The new contract will see Microsoft build customised augmented reality headsets for the US Army, which can help them deliver a superior environment for soldiers to work in. Augmented reality headsets, on this note, are seen as the way forward for mixed reality applications that include fusing visuals from the real world with augmented, holographic elements such as key information, crosshairs of weapons and other connected features. The standard HoloLens by Microsoft, it is noted, uses a fusion of voice and gesture based inputs to execute commands in the AR visual space, and the custom Army headsets may work on the same eventual principle.
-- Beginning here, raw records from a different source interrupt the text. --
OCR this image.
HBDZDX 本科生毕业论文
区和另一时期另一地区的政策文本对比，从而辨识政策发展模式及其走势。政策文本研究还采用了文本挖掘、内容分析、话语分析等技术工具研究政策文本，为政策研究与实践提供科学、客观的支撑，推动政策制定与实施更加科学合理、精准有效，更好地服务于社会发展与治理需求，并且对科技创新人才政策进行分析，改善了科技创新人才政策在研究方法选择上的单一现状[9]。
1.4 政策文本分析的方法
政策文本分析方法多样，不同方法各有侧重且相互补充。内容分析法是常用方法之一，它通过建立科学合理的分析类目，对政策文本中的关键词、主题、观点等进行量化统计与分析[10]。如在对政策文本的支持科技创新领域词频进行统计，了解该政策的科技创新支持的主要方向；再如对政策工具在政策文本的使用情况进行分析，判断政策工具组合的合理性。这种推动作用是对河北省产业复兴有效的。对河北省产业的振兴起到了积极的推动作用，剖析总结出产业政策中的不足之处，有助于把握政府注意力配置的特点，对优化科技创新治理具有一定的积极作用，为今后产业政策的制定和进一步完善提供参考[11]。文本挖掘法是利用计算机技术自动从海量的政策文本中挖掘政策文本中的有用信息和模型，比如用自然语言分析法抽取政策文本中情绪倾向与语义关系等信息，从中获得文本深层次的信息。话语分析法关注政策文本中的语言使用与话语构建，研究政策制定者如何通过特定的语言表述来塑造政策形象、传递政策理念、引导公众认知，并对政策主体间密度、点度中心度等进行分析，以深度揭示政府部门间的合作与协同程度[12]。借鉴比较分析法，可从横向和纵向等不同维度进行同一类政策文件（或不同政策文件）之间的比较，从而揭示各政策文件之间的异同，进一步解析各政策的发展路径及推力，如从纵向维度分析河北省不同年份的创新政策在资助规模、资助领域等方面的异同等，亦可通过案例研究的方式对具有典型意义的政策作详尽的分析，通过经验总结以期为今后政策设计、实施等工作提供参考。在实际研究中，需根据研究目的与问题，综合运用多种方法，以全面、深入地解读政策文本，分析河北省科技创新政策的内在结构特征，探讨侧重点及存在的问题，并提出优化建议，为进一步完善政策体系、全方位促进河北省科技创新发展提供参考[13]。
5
However, a number of Microsoft employees have voiced concerns about the old contract, calling upon the Microsoft hierarchy to cancel the existing IVAS contract with the US government. A section of Microsoft employees have claimed that it stands as unlawful practice to forcibly use a technology that they worked on as an effective weapon. In response, Microsoft chief Satya Nadella has stated that instead of being looked upon as killer machines, the HoloLens devices can effectively help soldiers improve their combat precision – thus improving their aim and reducing civilian casualties. Such an aspect can prove to be critical in areas of intense conflict.
The latest contract comes after the Redmond-based technology major won the JEDI AI cloud computing contract in 2019, from under the noses of its major Big Tech rival, Amazon. The latter cried foul in federal courts, and claimed that ex-US president Donald Trump had unfairly influenced the deal. However, the contract now stands fair in Microsoft’s court. This, coupled with the latest HoloLens contract, proves the ability for Microsoft to earn major revenue from their technology research projects that stand separate from their main lines of commercial business.